This was quickly followed by the — in some senses, equally disturbing — announcement that the university had been banned, at least temporarily, from contributing to kernel development. A public apology from the researchers followed.
Though exploit development and disclosure is often messy, running technically complex “red team” programs against the world’s biggest and most important open-source project feels a little extra. It’s hard to imagine researchers and institutions so naive or derelict as not to understand the potentially colossal blast radius of such behavior.
Equally sure, maintainers and project governance are duty-bound to enforce policy and avoid having their time wasted. Common sense suggests (and users demand) they strive to produce kernel releases that don’t contain exploits. But killing the messenger seems to miss at least some point — that this was research rather than pure malice. It casts light on a kind of software (and organizational) vulnerability that begs for technical and systemic mitigation.
Projects of the scale and utter criticality of the Linux kernel aren’t prepared to contend with game-changing, hyperscale threat models.
I think the “hypocrite commits” contretemps is symptomatic, on every side, of related trends that threaten the entire extended open-source ecosystem and its users. That ecosystem has long wrestled with problems of scale, complexity, and free and open-source software’s (FOSS) increasingly critical importance to every kind of human undertaking. Let’s look at that complex of problems:
- The most significant open-source projects now present big targets.
- Their complexity and pace have grown beyond the scale where traditional “commons” approaches or even more evolved governance models can cope.
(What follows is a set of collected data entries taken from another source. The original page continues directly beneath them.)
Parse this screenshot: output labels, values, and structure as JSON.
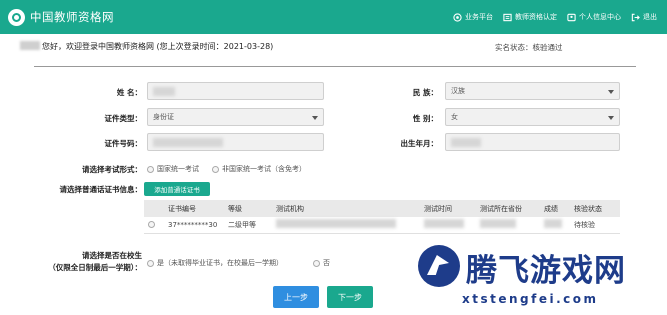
{
  "header": {
    "site_title": "中国教师资格网",
    "nav": [
      {
        "label": "业务平台",
        "icon": "platform-icon"
      },
      {
        "label": "教师资格认定",
        "icon": "certificate-icon"
      },
      {
        "label": "个人信息中心",
        "icon": "user-icon"
      },
      {
        "label": "退出",
        "icon": "logout-icon"
      }
    ]
  },
  "welcome": {
    "text": "您好，欢迎登录中国教师资格网 (您上次登录时间：2021-03-28)",
    "status": "实名状态：核验通过"
  },
  "form": {
    "name_label": "姓  名：",
    "ethnicity_label": "民  族：",
    "ethnicity_value": "汉族",
    "id_type_label": "证件类型：",
    "id_type_value": "身份证",
    "gender_label": "性  别：",
    "gender_value": "女",
    "id_number_label": "证件号码：",
    "birth_label": "出生年月：",
    "exam_form_label": "请选择考试形式：",
    "exam_options": [
      "国家统一考试",
      "非国家统一考试（含免考）"
    ],
    "mandarin_label": "请选择普通话证书信息：",
    "add_mandarin_btn": "添加普通话证书",
    "student_label_1": "请选择是否在校生",
    "student_label_2": "（仅限全日制最后一学期）：",
    "student_yes": "是（未取得毕业证书，在校最后一学期）",
    "student_no": "否"
  },
  "table": {
    "headers": [
      "证书编号",
      "等级",
      "测试机构",
      "测试时间",
      "测试所在省份",
      "成绩",
      "核验状态"
    ],
    "rows": [
      {
        "cert_no": "37*********30",
        "level": "二级甲等",
        "status": "待核验"
      }
    ]
  },
  "buttons": {
    "prev": "上一步",
    "next": "下一步"
  },
  "watermark": {
    "text": "腾飞游戏网",
    "url": "xtstengfei.com"
  },
  "colors": {
    "header": "#1aa88e",
    "prev_button": "#2f8ee0",
    "next_button": "#1aa88e",
    "watermark": "#1e3c8a"
  }
}
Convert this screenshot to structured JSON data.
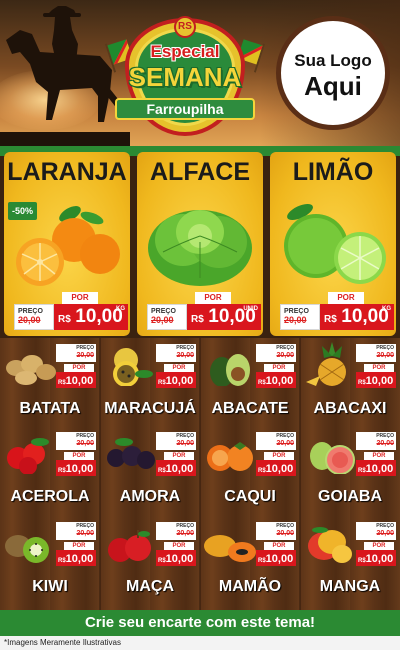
{
  "header": {
    "badge": {
      "rs": "RS",
      "line1": "Especial",
      "line2": "SEMANA",
      "line3": "Farroupilha"
    },
    "logo": {
      "line1": "Sua Logo",
      "line2": "Aqui"
    }
  },
  "featured": [
    {
      "name": "LARANJA",
      "badge": "-50%",
      "preco_label": "PREÇO",
      "old": "20,00",
      "por_label": "POR",
      "currency": "R$",
      "value": "10,00",
      "unit": "KG"
    },
    {
      "name": "ALFACE",
      "badge": "",
      "preco_label": "PREÇO",
      "old": "20,00",
      "por_label": "POR",
      "currency": "R$",
      "value": "10,00",
      "unit": "UNID"
    },
    {
      "name": "LIMÃO",
      "badge": "",
      "preco_label": "PREÇO",
      "old": "20,00",
      "por_label": "POR",
      "currency": "R$",
      "value": "10,00",
      "unit": "KG"
    }
  ],
  "products": [
    {
      "name": "BATATA",
      "preco_label": "PREÇO",
      "old": "20,00",
      "por_label": "POR",
      "currency": "R$",
      "value": "10,00",
      "icon": "potato-icon"
    },
    {
      "name": "MARACUJÁ",
      "preco_label": "PREÇO",
      "old": "20,00",
      "por_label": "POR",
      "currency": "R$",
      "value": "10,00",
      "icon": "passion-fruit-icon"
    },
    {
      "name": "ABACATE",
      "preco_label": "PREÇO",
      "old": "20,00",
      "por_label": "POR",
      "currency": "R$",
      "value": "10,00",
      "icon": "avocado-icon"
    },
    {
      "name": "ABACAXI",
      "preco_label": "PREÇO",
      "old": "20,00",
      "por_label": "POR",
      "currency": "R$",
      "value": "10,00",
      "icon": "pineapple-icon"
    },
    {
      "name": "ACEROLA",
      "preco_label": "PREÇO",
      "old": "20,00",
      "por_label": "POR",
      "currency": "R$",
      "value": "10,00",
      "icon": "acerola-icon"
    },
    {
      "name": "AMORA",
      "preco_label": "PREÇO",
      "old": "20,00",
      "por_label": "POR",
      "currency": "R$",
      "value": "10,00",
      "icon": "blackberry-icon"
    },
    {
      "name": "CAQUI",
      "preco_label": "PREÇO",
      "old": "20,00",
      "por_label": "POR",
      "currency": "R$",
      "value": "10,00",
      "icon": "persimmon-icon"
    },
    {
      "name": "GOIABA",
      "preco_label": "PREÇO",
      "old": "20,00",
      "por_label": "POR",
      "currency": "R$",
      "value": "10,00",
      "icon": "guava-icon"
    },
    {
      "name": "KIWI",
      "preco_label": "PREÇO",
      "old": "20,00",
      "por_label": "POR",
      "currency": "R$",
      "value": "10,00",
      "icon": "kiwi-icon"
    },
    {
      "name": "MAÇA",
      "preco_label": "PREÇO",
      "old": "20,00",
      "por_label": "POR",
      "currency": "R$",
      "value": "10,00",
      "icon": "apple-icon"
    },
    {
      "name": "MAMÃO",
      "preco_label": "PREÇO",
      "old": "20,00",
      "por_label": "POR",
      "currency": "R$",
      "value": "10,00",
      "icon": "papaya-icon"
    },
    {
      "name": "MANGA",
      "preco_label": "PREÇO",
      "old": "20,00",
      "por_label": "POR",
      "currency": "R$",
      "value": "10,00",
      "icon": "mango-icon"
    }
  ],
  "footer": {
    "cta": "Crie seu encarte com este tema!",
    "disclaimer": "*Imagens Meramente Ilustrativas"
  },
  "colors": {
    "accent_green": "#2b8a33",
    "price_red": "#d9161d",
    "card_yellow": "#f0b81e",
    "wood": "#5b3317"
  }
}
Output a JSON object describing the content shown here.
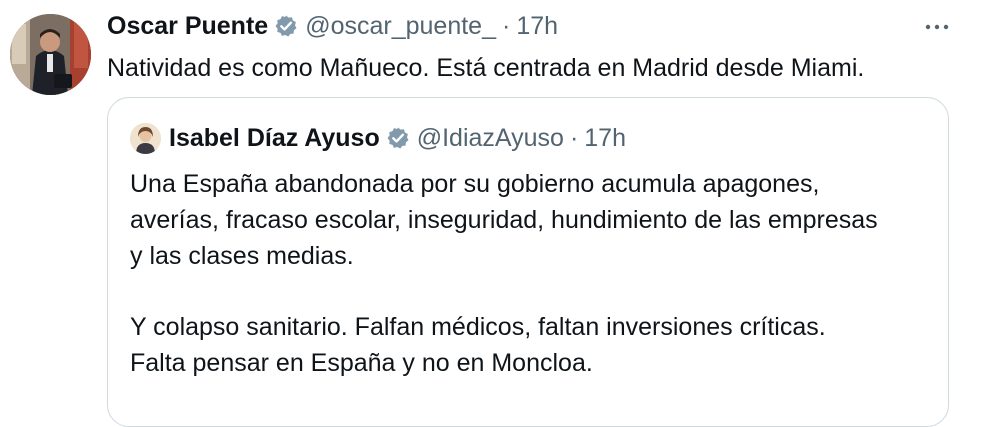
{
  "tweet": {
    "author_name": "Oscar Puente",
    "author_handle": "@oscar_puente_",
    "separator": "·",
    "time": "17h",
    "text": "Natividad es como Mañueco. Está centrada en Madrid desde Miami.",
    "more_icon": "more-horizontal-icon"
  },
  "quoted": {
    "author_name": "Isabel Díaz Ayuso",
    "author_handle": "@IdiazAyuso",
    "separator": "·",
    "time": "17h",
    "paragraph1": [
      "Una España abandonada por su gobierno acumula apagones,",
      "averías, fracaso escolar, inseguridad, hundimiento de las empresas",
      "y las clases medias."
    ],
    "paragraph2": [
      "Y colapso sanitario. Falfan médicos, faltan inversiones críticas.",
      "Falta pensar en España y no en Moncloa."
    ]
  },
  "colors": {
    "text": "#0f1419",
    "secondary": "#536471",
    "border": "#cfd9de",
    "verified_badge": "#829aab"
  }
}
- They are evolving to commodify each other. For example, it’s becoming increasingly hard to state, categorically, whether “Linux” or “Kubernetes” should be treated as the “operating system” for distributed applications. For-profit organizations have taken note of this and have begun reorganizing around “full-stack” portfolios and narratives.
- In so doing, some for-profit organizations have begun distorting traditional patterns of FOSS participation. Many experiments are underway. Meanwhile, funding, headcount commitments to FOSS, and other metrics seem in decline.
- OSS projects and ecosystems adapt in diverse ways, sometimes making it difficult for for-profit organizations to feel at home or benefit from participation.
Meanwhile, the threat landscape keeps evolving:
- Attackers are more prominent, smarter, faster, and more patient, leading to long games, supply-chain subversion, and so on.
- Attacks are more financially, economically, and politically profitable than ever.
- Users are more vulnerable, exposed to more vectors than ever before.
- The increasing use of public clouds creates new technical and organizational monocultures that may enable and justify attacks.
- Complex commercial off-the-shelf (COTS) solutions assembled partly or wholly from open-source software create elaborate attack surfaces whose components (and interactions) are accessible and well understood by bad actors.
- Software componentization enables new kinds of supply-chain attacks.
- Meanwhile, all this is happening as organizations seek to shed nonstrategic expertise, shift capital expenditures to operating expenses and evolve to depend on cloud vendors and other entities to do the hard work of security.
The net result is that projects of the scale and utter criticality of the Linux kernel aren’t prepared to contend with game-changing, hyperscale threat models. In the specific case we’re examining here, the researchers were able to target candidate incursion sites with relatively low effort (using static analysis tools to assess units of code already identified as requiring contributor attention), propose “fixes” informally via email, and leverage many factors, including their own established reputation as reliable and frequent contributors, to bring exploit code to the verge of being committed.
This was a profound betrayal, effectively by “insiders” of a trust system that’s historically worked very well to produce robust and secure kernel releases. The abuse of trust itself changes the game, and the implied follow-on requirement looms large to bolster mutual human trust with systematic mitigations.
But how do you contend with threats like this? Formal verification is effectively impossible in most cases. Static analysis may not reveal cleverly engineered incursions. Project paces must be maintained (there are known bugs to fix, after all). And the threat is asymmetrical: As the classic line goes, the blue team needs to protect against everything, and the red team only needs to succeed once.
I see a few opportunities for remediation:
- Limit the spread of monocultures. Stuff like Alva Linux and AWS’ Open Distribution of ElasticSearch is good, partly because they keep widely-used FOSS solutions free and open-source, but also because they inject technical diversity.
- Reevaluate project governance, organization, and funding to mitigate complete reliance on the human factor and incentivize for-profit companies to contribute their expertise and other resources. Most for-profit companies would be happy to contribute to open source because of its openness, and not despite it. Still, within many communities, this may require a culture change for existing contributors.
- Accelerate commodification by simplifying the stack and verifying the components. Push appropriate responsibility for security up into the application layers.
Basically, I’m advocating here that orchestrators like Kubernetes should matter less, and Linux should have less impact. Finally, we should proceed as fast as we can toward formalizing the use of things like unikernels. Regardless, we need to ensure that both companies and individuals provide the resources open source needs to continue.